What is mapreduce?
02 Jan 2024
Today we’re having a look at MapReduce a programming model you can use on Hadoop!
Demo
- Input: (A,B,C,1), (A,B,C,2)
- Map, to get values
- (B,1),(B,2),(B,3)
- Shuffle these mapped values
- (B, [1,2,3])
- Reduce
- Output: (B,3)
If feels like the shuffle step is very hard. How does Hadoop get the right data to the right machines? Is it just hashed? I’m not too sure. 🤔
hadoop MyClass input.txt outputdir
command runs Hadoop.
- output dir cannot exist before running job
HADOOP_CLASSPATH
env var can be used to add application classes to classpath
- Hadoop tries its best to run a map on a node where input data resides in
- Map tasks write to local disk not to HDFS, as map output is just intermediate output
- All this intermediate output is sent to the reduce task
- Reduce task write to HDFS
You can optionally have a combiner function that combines map outputs.
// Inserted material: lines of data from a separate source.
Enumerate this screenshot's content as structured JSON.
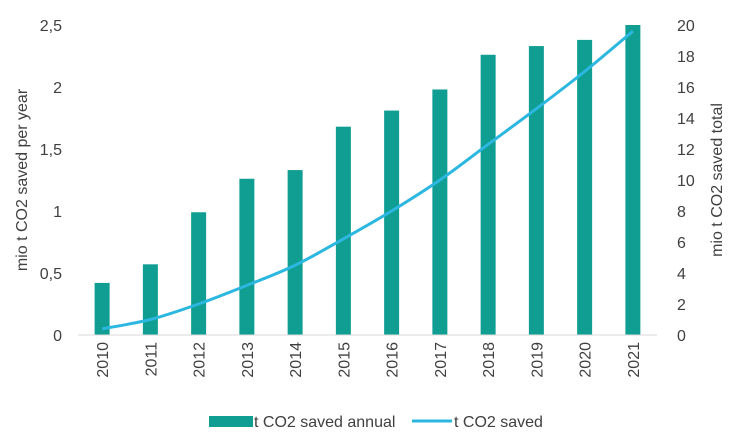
{
  "colors": {
    "bar": "#109e93",
    "line": "#2bb7e0",
    "axis": "#d9d9d9",
    "text": "#404040"
  },
  "chart_data": {
    "type": "bar",
    "categories": [
      "2010",
      "2011",
      "2012",
      "2013",
      "2014",
      "2015",
      "2016",
      "2017",
      "2018",
      "2019",
      "2020",
      "2021"
    ],
    "series": [
      {
        "name": "t CO2 saved annual",
        "type": "bar",
        "axis": "left",
        "values": [
          0.42,
          0.57,
          0.99,
          1.26,
          1.33,
          1.68,
          1.81,
          1.98,
          2.26,
          2.33,
          2.38,
          2.5
        ]
      },
      {
        "name": "t CO2 saved",
        "type": "line",
        "axis": "right",
        "values": [
          0.4,
          1.0,
          2.0,
          3.2,
          4.5,
          6.2,
          8.0,
          10.0,
          12.3,
          14.6,
          17.0,
          19.6
        ]
      }
    ],
    "ylabel": "mio t CO2 saved per year",
    "ylabel_right": "mio t CO2 saved total",
    "ylim": [
      0,
      2.5
    ],
    "ylim_right": [
      0,
      20
    ],
    "yticks": [
      "0",
      "0,5",
      "1",
      "1,5",
      "2",
      "2,5"
    ],
    "yticks_right": [
      "0",
      "2",
      "4",
      "6",
      "8",
      "10",
      "12",
      "14",
      "16",
      "18",
      "20"
    ],
    "grid": false,
    "legend_position": "bottom"
  }
}
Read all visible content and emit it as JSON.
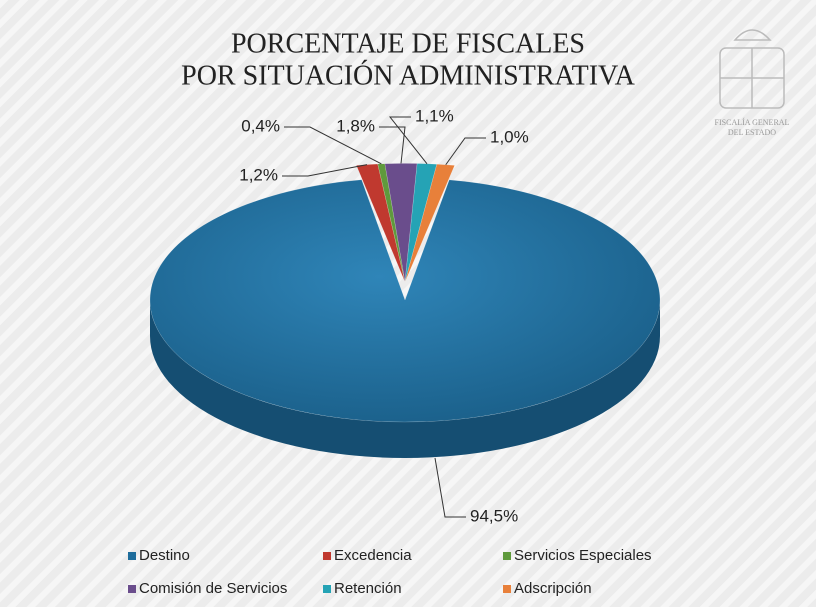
{
  "chart_data": {
    "type": "pie",
    "title": [
      "PORCENTAJE DE FISCALES",
      "POR SITUACIÓN ADMINISTRATIVA"
    ],
    "logo": [
      "FISCALÍA GENERAL",
      "DEL ESTADO"
    ],
    "categories": [
      "Destino",
      "Excedencia",
      "Servicios Especiales",
      "Comisión de Servicios",
      "Retención",
      "Adscripción"
    ],
    "values": [
      94.5,
      1.2,
      0.4,
      1.8,
      1.1,
      1.0
    ],
    "value_labels": [
      "94,5%",
      "1,2%",
      "0,4%",
      "1,8%",
      "1,1%",
      "1,0%"
    ],
    "colors": [
      "#1f6d9c",
      "#c0392f",
      "#5f9a3c",
      "#6a4d8c",
      "#25a3b5",
      "#e8803a"
    ],
    "legend": "bottom"
  }
}
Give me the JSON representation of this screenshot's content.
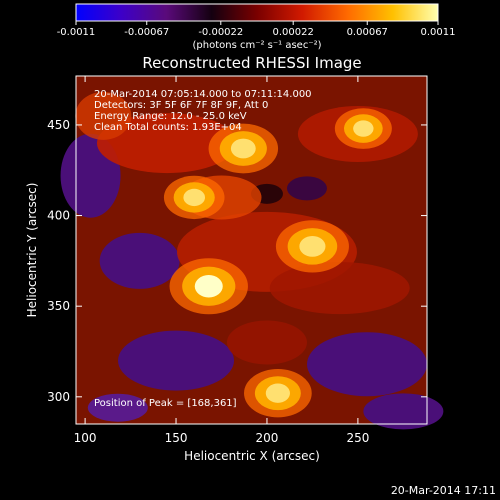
{
  "chart_data": {
    "type": "heatmap",
    "title": "Reconstructed RHESSI Image",
    "xlabel": "Heliocentric X (arcsec)",
    "ylabel": "Heliocentric Y (arcsec)",
    "xlim": [
      95,
      288
    ],
    "ylim": [
      285,
      477
    ],
    "x_ticks": [
      100,
      150,
      200,
      250
    ],
    "y_ticks": [
      300,
      350,
      400,
      450
    ],
    "colorbar": {
      "min": -0.0011,
      "max": 0.0011,
      "tick_values": [
        -0.0011,
        -0.00067,
        -0.00022,
        0.00022,
        0.00067,
        0.0011
      ],
      "tick_labels": [
        "-0.0011",
        "-0.00067",
        "-0.00022",
        "0.00022",
        "0.00067",
        "0.0011"
      ],
      "unit_label": "(photons cm⁻² s⁻¹ asec⁻²)",
      "colormap_stops": [
        "#0000ff",
        "#3d00c8",
        "#5a0a7a",
        "#140010",
        "#7a0000",
        "#d11a00",
        "#ff6a00",
        "#ffc000",
        "#ffffb0"
      ]
    },
    "annotations": [
      "20-Mar-2014 07:05:14.000 to 07:11:14.000",
      "Detectors: 3F 5F 6F 7F 8F 9F, Att 0",
      "Energy Range: 12.0 - 25.0 keV",
      "Clean     Total counts: 1.93E+04"
    ],
    "peak_label": "Position of Peak = [168,361]",
    "peak": [
      168,
      361
    ],
    "sources": [
      {
        "x": 168,
        "y": 361,
        "value": 0.0011
      },
      {
        "x": 225,
        "y": 383,
        "value": 0.00095
      },
      {
        "x": 187,
        "y": 437,
        "value": 0.00085
      },
      {
        "x": 206,
        "y": 302,
        "value": 0.0008
      },
      {
        "x": 160,
        "y": 410,
        "value": 0.0006
      },
      {
        "x": 253,
        "y": 448,
        "value": 0.0005
      }
    ]
  },
  "footer": {
    "timestamp": "20-Mar-2014 17:11"
  }
}
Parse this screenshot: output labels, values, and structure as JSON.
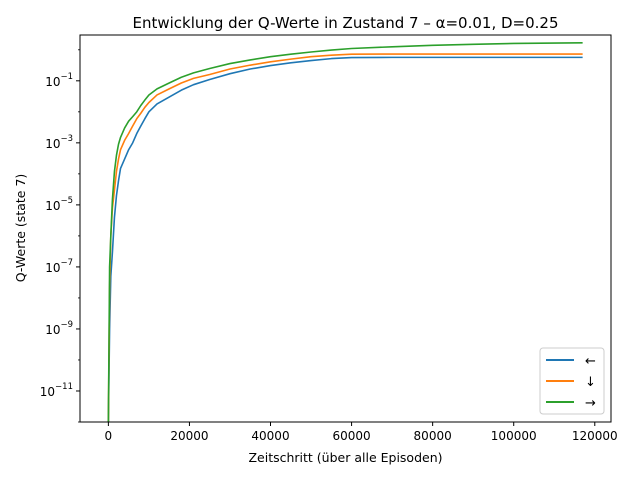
{
  "chart_data": {
    "type": "line",
    "title": "Entwicklung der Q-Werte in Zustand 7 – α=0.01, D=0.25",
    "xlabel": "Zeitschritt (über alle Episoden)",
    "ylabel": "Q-Werte (state 7)",
    "xlim": [
      -7000,
      124000
    ],
    "ylim": [
      1e-12,
      3
    ],
    "yscale": "log",
    "x_ticks": [
      0,
      20000,
      40000,
      60000,
      80000,
      100000,
      120000
    ],
    "x_tick_labels": [
      "0",
      "20000",
      "40000",
      "60000",
      "80000",
      "100000",
      "120000"
    ],
    "y_ticks": [
      1e-11,
      1e-09,
      1e-07,
      1e-05,
      0.001,
      0.1
    ],
    "y_tick_mantissa": "10",
    "y_tick_exponents": [
      "−11",
      "−9",
      "−7",
      "−5",
      "−3",
      "−1"
    ],
    "grid": false,
    "legend_position": "lower-right",
    "series": [
      {
        "name": "←",
        "color": "#1f77b4",
        "x": [
          0,
          300,
          600,
          1000,
          1500,
          2000,
          2500,
          3000,
          4000,
          5000,
          6000,
          7000,
          8000,
          9000,
          10000,
          12000,
          15000,
          18000,
          21000,
          25000,
          30000,
          35000,
          40000,
          45000,
          50000,
          55000,
          60000,
          70000,
          80000,
          90000,
          100000,
          110000,
          117000
        ],
        "values": [
          1e-12,
          1e-09,
          5e-08,
          3e-07,
          4e-06,
          2e-05,
          6e-05,
          0.00015,
          0.0003,
          0.0006,
          0.001,
          0.002,
          0.0035,
          0.006,
          0.01,
          0.018,
          0.03,
          0.05,
          0.075,
          0.11,
          0.17,
          0.24,
          0.31,
          0.38,
          0.45,
          0.52,
          0.56,
          0.57,
          0.57,
          0.57,
          0.57,
          0.57,
          0.57
        ]
      },
      {
        "name": "↓",
        "color": "#ff7f0e",
        "x": [
          0,
          300,
          600,
          1000,
          1500,
          2000,
          2500,
          3000,
          4000,
          5000,
          6000,
          7000,
          8000,
          9000,
          10000,
          12000,
          15000,
          18000,
          21000,
          25000,
          30000,
          35000,
          40000,
          45000,
          50000,
          55000,
          60000,
          70000,
          80000,
          90000,
          100000,
          110000,
          117000
        ],
        "values": [
          1e-12,
          2e-08,
          1e-06,
          8e-06,
          3e-05,
          0.00012,
          0.0003,
          0.0006,
          0.0012,
          0.002,
          0.0035,
          0.006,
          0.009,
          0.014,
          0.02,
          0.035,
          0.055,
          0.085,
          0.12,
          0.16,
          0.24,
          0.32,
          0.41,
          0.5,
          0.6,
          0.67,
          0.72,
          0.73,
          0.73,
          0.73,
          0.73,
          0.73,
          0.73
        ]
      },
      {
        "name": "→",
        "color": "#2ca02c",
        "x": [
          0,
          300,
          600,
          1000,
          1500,
          2000,
          2500,
          3000,
          4000,
          5000,
          6000,
          7000,
          8000,
          9000,
          10000,
          12000,
          15000,
          18000,
          21000,
          25000,
          30000,
          35000,
          40000,
          45000,
          50000,
          55000,
          60000,
          70000,
          80000,
          90000,
          100000,
          110000,
          117000
        ],
        "values": [
          1e-12,
          1e-07,
          1e-06,
          1.5e-05,
          0.00012,
          0.0004,
          0.0009,
          0.0015,
          0.003,
          0.005,
          0.007,
          0.01,
          0.016,
          0.024,
          0.035,
          0.055,
          0.085,
          0.13,
          0.18,
          0.25,
          0.36,
          0.47,
          0.6,
          0.72,
          0.85,
          0.98,
          1.1,
          1.25,
          1.4,
          1.5,
          1.6,
          1.65,
          1.68
        ]
      }
    ]
  }
}
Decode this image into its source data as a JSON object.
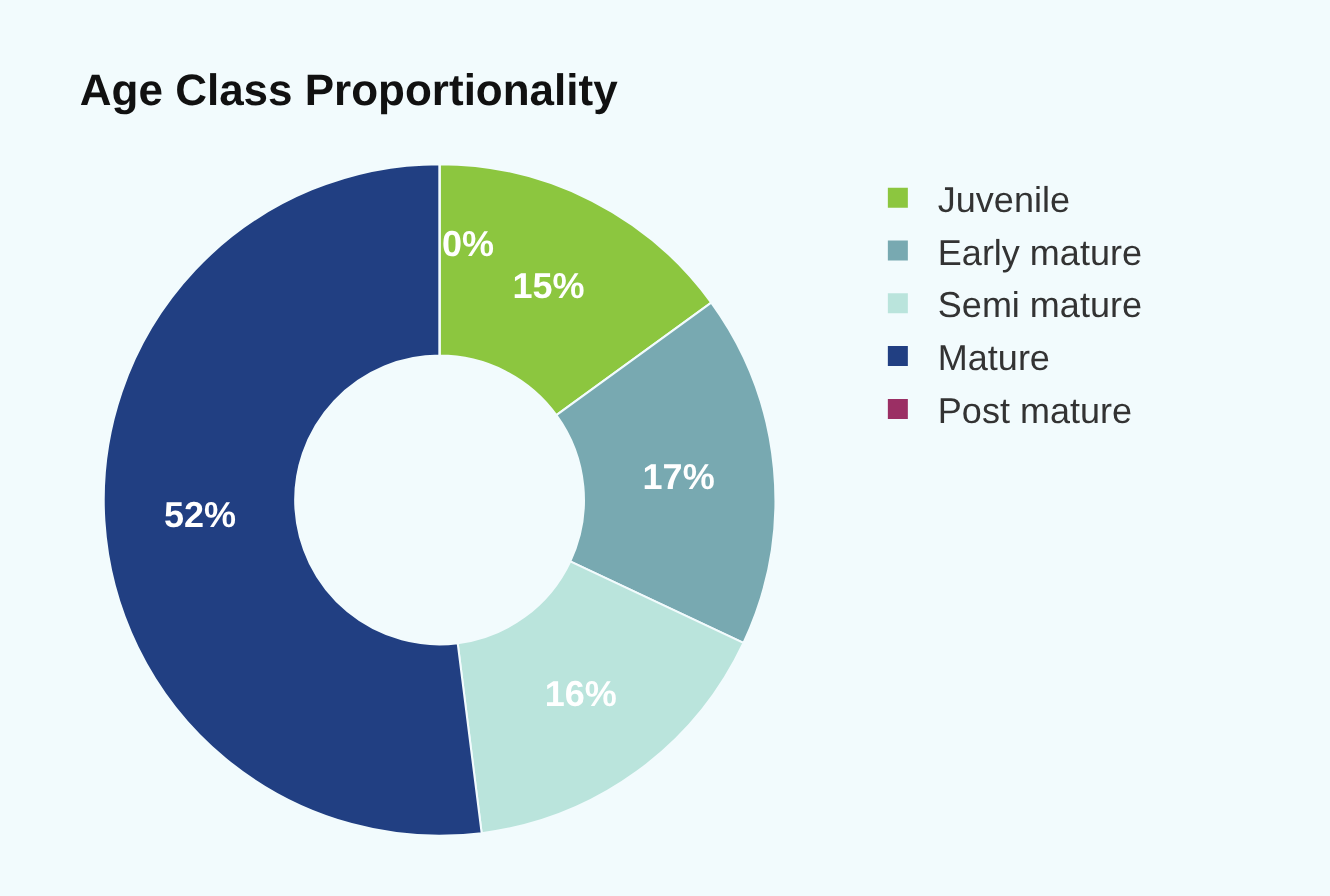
{
  "chart_data": {
    "type": "donut",
    "title": "Age Class Proportionality",
    "categories": [
      "Juvenile",
      "Early mature",
      "Semi mature",
      "Mature",
      "Post mature"
    ],
    "values": [
      15,
      17,
      16,
      52,
      0
    ],
    "colors": [
      "#8cc63f",
      "#78a9b1",
      "#bae4dc",
      "#213f82",
      "#9b2f64"
    ],
    "value_labels": [
      "15%",
      "17%",
      "16%",
      "52%",
      "0%"
    ],
    "legend": "right"
  }
}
For example you could find the max temperature for the map output of a single split. Combine functions are not guaranteed to be ran. And they can save a lot of unnecessary data transfer!
The other way you can use Hadoop is with streaming scripts! All you need to provide is a mapper and reducer program that eats from stdin and outputs to stdout! You can simply test it with unix pipes for sanity checks. Thats pretty beautiful!